Mężczyzna, który miał wykonać feralny przelew zorientował się, że popełnił "czeski błąd", wpisując kwotę 1257,30 zł zamiast 1275,30 zł. Wykonał również kolejną operację, wpłacając tym razem brakującą kwotę, powiększoną o 30 proc., aby dokonać tzw. samoukarania. Niestety okazało się, że PFRON nie był usatysfakcjonowany.

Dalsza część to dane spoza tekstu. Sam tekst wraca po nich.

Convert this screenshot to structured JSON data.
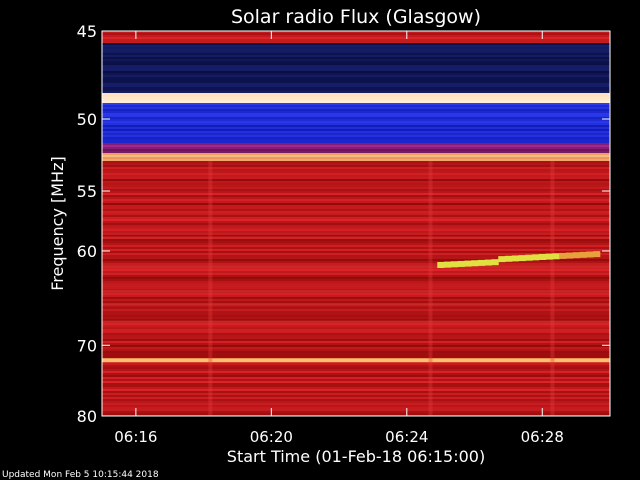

Zwrot dotacji w ramach kary
Pech chciał, że po pewnym czas doszło do kontroli przedsiębiorstwa, zatrudniającego osoby niepełnosprawne. Przedstawiciele funduszu dopatrzyli się rzeczonego błędu. Pomimo uzupełnienia wpłaty, postanowili ukarać firmę, nakazując jej właścicielowi zwrotu dotacji na kwotę ponad 100 tys. zł, dodatkowo żądając pokrycia również odsetek w wysokości blisko 20 tys. zł. Przedsiębiorstwo wezwane do zapłaty gigantycznej kwoty, skierowało odwołanie do prezesa PFRON, jednak ten nie odstąpił od wcześniej wydanej decyzji.
Zadecyduje sąd
Ponieważ próby tłumaczenia przed samym funduszem nie przyniosły skutku, a kwota sporu jest niebagatelna, firma postanowiła skierować sprawę do Wojewódzkiego Sądu Administracyjnego w Warszawie. Przedstawiciele przedsiębiorstwa zatrudniającego głównie osoby niepełnosprawne, opisując zaistniałe zdarzenie, wyjaśnili również, że nie miały wcześniej miejsca żadne uchybienia, które mogłyby wskazywać na celowe działanie pracownika. Do czasu wyjaśnienia PFRON wstrzymał dotacje dla zakładu.
Jest szansa na wygraną
Zdaniem wielu prawników, jeżeli nie zajdą inne okoliczności, sąd może stwierdzić nieważność tej decyzji, jeżeli uzna, że została ona wydana z rażącym naruszeniem prawa. Możliwe jest zatem, że sprawa znajdzie swoje pozytywne zakończenie. Jeśli wymiar sprawiedliwości podtrzyma opinię prezesa PFRON, to może to być jedna z najdroższych pomyłek w historii.